Em manchete a vermelho, o jornal Público de hoje chama a Angola "terra sem direitos humanos". Este tema é desenvolvido nas páginas interiores e recebe um editorial do director do jornal, José Manuel Fernandes (JMF). Tudo isto vem, naturalmente, a propósito da visita de vários empresários portugueses a Angola, politicamente acompanhados pelo primeiro-ministro Sócrates.
Diz JMF no seu editorial que não se compreende que Sócrates não tenha nada a dizer face às realidades dramáticas do país. Afirma que custa a entender que se possa defender que empresas portuguesas devam entrar em Angola apostando em parcerias "com as empresas locais, quando se sabe que estas só medram num clima de corrupção generalizado e que as de maior sucesso são as que têm maiores ligações à família do próprio Presidente José Eduardo dos Santos."
É extremamente curioso que JMF, um dos grandes defensores da invasão e ocupação do Iraque pelos americanos, invasão que naturalmente significa um ataque à soberania de um país estrangeiro e implica numerosos negócios de vulto para empresas americanas, os quais ele não condena, venha agora falar de cátedra contra os dirigentes de uma antiga colónia portuguesa. Os "negócios" no Iraque custaram já mais de 30 mil mortos civis. Nada disso conta, aparentemente. Em jeito paternalístico, como se Portugal ainda continuasse a ter algum chapéu protector sobre Angola, JMF verbera a quebra dos direitos humanos.

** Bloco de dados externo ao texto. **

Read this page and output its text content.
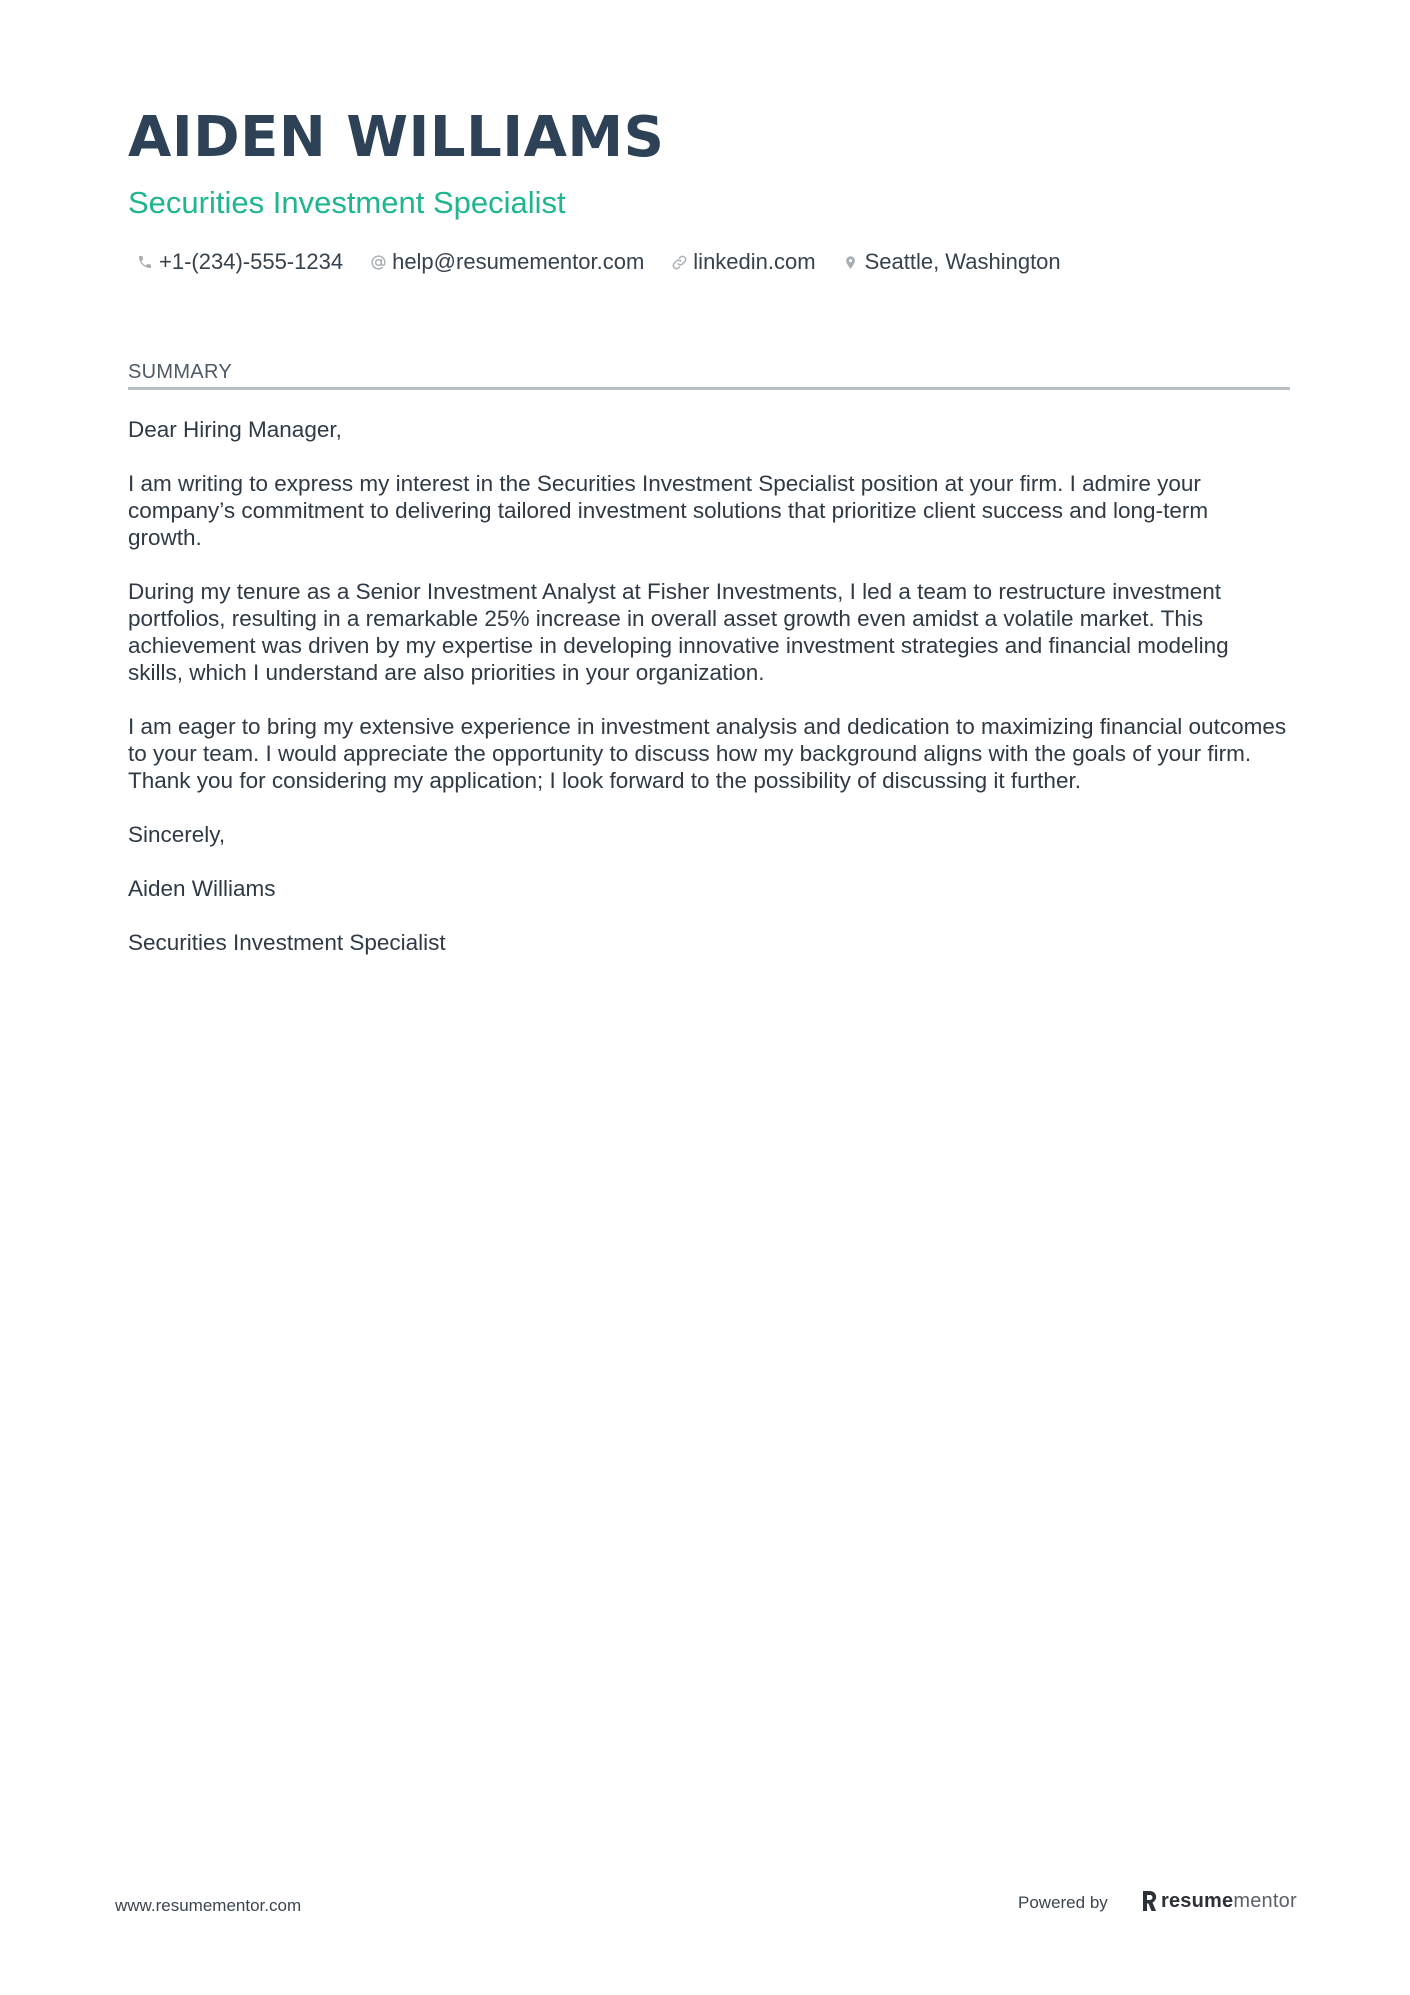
AIDEN WILLIAMS
Securities Investment Specialist
+1-(234)-555-1234 help@resumementor.com linkedin.com Seattle, Washington
SUMMARY

Dear Hiring Manager,

I am writing to express my interest in the Securities Investment Specialist position at your firm. I admire your company’s commitment to delivering tailored investment solutions that prioritize client success and long-term growth.

During my tenure as a Senior Investment Analyst at Fisher Investments, I led a team to restructure investment portfolios, resulting in a remarkable 25% increase in overall asset growth even amidst a volatile market. This achievement was driven by my expertise in developing innovative investment strategies and financial modeling skills, which I understand are also priorities in your organization.

I am eager to bring my extensive experience in investment analysis and dedication to maximizing financial outcomes to your team. I would appreciate the opportunity to discuss how my background aligns with the goals of your firm. Thank you for considering my application; I look forward to the possibility of discussing it further.

Sincerely,

Aiden Williams

Securities Investment Specialist

www.resumementor.com	Powered by	resumementor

Muito da falta de democracia que de facto se regista em Angola deve-se a vários factores, de que me permito destacar dois: por um lado a enorme dependência do país dos seus recursos naturais, que são controlados pelo Estado; por outro, a falta de preparação democrática do povo angolano, algo que os portugueses, colonizadores durante séculos, não souberam dar porque também não a tinham em casa.
Angola enfileira no grupo de nações como a Arábia Saudita, a Nigéria e outros países muito dependentes de recursos naturais controlados pelo Estado. Nesses países, a entourage dos governantes é rica, o restante da sociedade pobre. O Estado não tem de taxar o seu povo para alcançar riqueza, nem o seu povo seria suficientemente rico para pagar impostos elevados. É assim em múltiplos países. Se a sociedade civil não tem poder reivindicativo, o Estado dá-lhe muito pouco. É por este motivo que o PIB por habitante de um país, conjugado com o índice de Gini, tem uma relação directa com a instituição da democracia.
Empresários sabem de negócios e é de negócios que estão a tratar. Neste sentido, a economia é amoral. Por que motivo nunca se insurgiu JMF contra os americanos que representam 65 por cento das exportações de Angola? E, por outro lado, quer-se fazer crer que neste país impoluto que é o nosso todos os negócios são limpos e claros?
Há alturas em que seria melhor que JMF não ligasse o seu laptop para escrever editoriais deste jaez.